There will be a ceremony in the capital Zagreb but no major celebrations marking the historic milestone like the bloc’s previous expansions into ex-communist Eastern Europe.
EU entry has been widely welcomed but there is still anxiety over the state of the EU’s economy. Dr Paul Stubbs from Zagreb’s Institute of Economics said: “I think that benefit would only be if the union does not continue with this crazy, German-led, IMF-led, set of economic policies, which means there’s a strong core and a very weak periphery in Europe.”
Facing a fifth year of recession and record unemployment of 21 percent, few Croatians are in the mood for a party.
In a Zagreb street market, shopper Mane Valovic said: “People think that it (the European Union) is great and super, and that the grass is greener over there, but in fact, I think that the grass there is equally yellow, as it is here.”

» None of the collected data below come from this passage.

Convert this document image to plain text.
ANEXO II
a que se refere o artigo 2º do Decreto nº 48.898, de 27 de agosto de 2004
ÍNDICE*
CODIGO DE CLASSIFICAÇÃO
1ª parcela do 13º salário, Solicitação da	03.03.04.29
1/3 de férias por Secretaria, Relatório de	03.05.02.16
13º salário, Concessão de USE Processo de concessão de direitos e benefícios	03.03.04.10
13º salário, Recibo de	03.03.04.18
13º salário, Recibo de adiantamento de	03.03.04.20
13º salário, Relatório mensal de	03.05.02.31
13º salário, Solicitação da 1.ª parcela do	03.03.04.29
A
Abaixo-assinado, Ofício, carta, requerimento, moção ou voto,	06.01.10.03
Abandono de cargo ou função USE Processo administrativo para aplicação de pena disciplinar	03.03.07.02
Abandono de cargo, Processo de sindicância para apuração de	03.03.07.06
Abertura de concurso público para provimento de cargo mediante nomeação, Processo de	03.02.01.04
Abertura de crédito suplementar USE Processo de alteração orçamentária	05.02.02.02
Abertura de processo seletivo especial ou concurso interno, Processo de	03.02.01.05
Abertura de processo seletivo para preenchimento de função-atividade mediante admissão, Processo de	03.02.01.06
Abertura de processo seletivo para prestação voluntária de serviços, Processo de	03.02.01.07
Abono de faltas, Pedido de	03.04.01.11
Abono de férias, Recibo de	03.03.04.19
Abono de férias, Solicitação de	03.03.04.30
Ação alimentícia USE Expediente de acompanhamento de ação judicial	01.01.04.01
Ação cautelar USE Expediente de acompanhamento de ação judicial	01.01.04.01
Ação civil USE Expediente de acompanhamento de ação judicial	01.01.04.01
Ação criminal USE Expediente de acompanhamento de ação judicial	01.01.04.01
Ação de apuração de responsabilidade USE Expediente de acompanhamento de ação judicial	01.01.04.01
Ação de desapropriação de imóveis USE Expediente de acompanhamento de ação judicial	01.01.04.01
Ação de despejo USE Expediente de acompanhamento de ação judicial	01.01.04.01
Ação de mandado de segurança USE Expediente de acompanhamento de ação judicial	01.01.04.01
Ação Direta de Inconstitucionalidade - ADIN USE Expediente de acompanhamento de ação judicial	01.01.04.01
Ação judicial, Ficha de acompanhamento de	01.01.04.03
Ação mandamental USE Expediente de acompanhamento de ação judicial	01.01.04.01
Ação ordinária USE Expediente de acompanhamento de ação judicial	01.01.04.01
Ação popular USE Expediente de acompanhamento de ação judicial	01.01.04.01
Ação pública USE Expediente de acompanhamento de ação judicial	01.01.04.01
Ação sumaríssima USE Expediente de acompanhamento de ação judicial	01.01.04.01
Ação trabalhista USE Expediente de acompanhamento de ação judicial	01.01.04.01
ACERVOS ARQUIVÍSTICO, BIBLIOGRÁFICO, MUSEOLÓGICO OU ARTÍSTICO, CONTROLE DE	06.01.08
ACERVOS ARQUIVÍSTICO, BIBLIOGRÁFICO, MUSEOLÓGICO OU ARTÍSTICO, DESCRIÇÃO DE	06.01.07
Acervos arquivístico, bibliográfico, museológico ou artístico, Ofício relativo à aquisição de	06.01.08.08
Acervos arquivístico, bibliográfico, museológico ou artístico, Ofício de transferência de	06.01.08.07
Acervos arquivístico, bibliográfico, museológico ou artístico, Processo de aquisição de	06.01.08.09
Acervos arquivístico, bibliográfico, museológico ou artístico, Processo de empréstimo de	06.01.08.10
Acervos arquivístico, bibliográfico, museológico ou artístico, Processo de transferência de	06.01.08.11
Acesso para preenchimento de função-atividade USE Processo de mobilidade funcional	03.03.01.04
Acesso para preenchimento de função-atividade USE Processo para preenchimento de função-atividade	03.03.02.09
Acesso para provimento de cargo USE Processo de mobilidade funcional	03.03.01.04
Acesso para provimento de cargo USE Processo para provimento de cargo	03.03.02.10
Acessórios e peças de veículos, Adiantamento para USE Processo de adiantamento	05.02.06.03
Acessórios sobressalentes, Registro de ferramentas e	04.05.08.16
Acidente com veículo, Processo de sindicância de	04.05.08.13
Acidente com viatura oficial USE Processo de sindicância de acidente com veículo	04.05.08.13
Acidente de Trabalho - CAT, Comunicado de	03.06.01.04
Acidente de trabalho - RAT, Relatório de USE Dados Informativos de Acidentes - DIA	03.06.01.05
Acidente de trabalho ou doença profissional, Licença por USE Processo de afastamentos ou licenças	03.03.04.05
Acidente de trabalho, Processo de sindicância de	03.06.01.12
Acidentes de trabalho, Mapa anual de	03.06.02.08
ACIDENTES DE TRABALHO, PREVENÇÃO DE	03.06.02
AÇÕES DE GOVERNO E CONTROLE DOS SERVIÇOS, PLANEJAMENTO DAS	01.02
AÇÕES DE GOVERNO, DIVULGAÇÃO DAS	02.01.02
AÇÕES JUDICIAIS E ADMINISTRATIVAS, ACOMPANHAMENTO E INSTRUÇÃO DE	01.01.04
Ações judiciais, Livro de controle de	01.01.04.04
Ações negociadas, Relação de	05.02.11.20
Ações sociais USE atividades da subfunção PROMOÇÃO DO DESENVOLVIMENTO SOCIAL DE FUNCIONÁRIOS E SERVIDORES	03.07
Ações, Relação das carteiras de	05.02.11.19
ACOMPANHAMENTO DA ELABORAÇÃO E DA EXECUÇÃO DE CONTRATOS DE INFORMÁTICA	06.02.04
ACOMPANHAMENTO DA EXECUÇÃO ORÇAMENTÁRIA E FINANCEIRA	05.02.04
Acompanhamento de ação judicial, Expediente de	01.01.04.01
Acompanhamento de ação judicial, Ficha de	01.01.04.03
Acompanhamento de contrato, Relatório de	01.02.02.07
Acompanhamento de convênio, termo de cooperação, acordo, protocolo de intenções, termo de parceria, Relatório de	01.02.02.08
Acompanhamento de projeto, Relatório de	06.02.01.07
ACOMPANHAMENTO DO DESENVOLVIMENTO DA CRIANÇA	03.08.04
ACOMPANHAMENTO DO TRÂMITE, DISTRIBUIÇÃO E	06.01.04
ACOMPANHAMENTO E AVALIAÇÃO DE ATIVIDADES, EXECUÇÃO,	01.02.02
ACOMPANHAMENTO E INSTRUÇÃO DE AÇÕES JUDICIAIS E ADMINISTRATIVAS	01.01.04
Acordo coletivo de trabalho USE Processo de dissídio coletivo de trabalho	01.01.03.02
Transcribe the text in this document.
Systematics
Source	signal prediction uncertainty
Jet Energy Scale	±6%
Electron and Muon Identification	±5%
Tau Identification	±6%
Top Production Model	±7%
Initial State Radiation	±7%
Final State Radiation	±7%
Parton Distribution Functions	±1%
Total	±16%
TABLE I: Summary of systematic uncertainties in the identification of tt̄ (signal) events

But his fellow shopper Natasa Malovic expressed a tad more optimism: “Personally I am looking forward to (joining the) EU, because they told us the prices of food will fall. But in general, I have a split opinion about our accession to the European Union.”
Nonetheless, Croatia’s EU membership signifies a remarkable recovery – just over two deacdes after its independence declaration from federal Yugoslavia; the spark for a bloody war in which some 20,000 people died.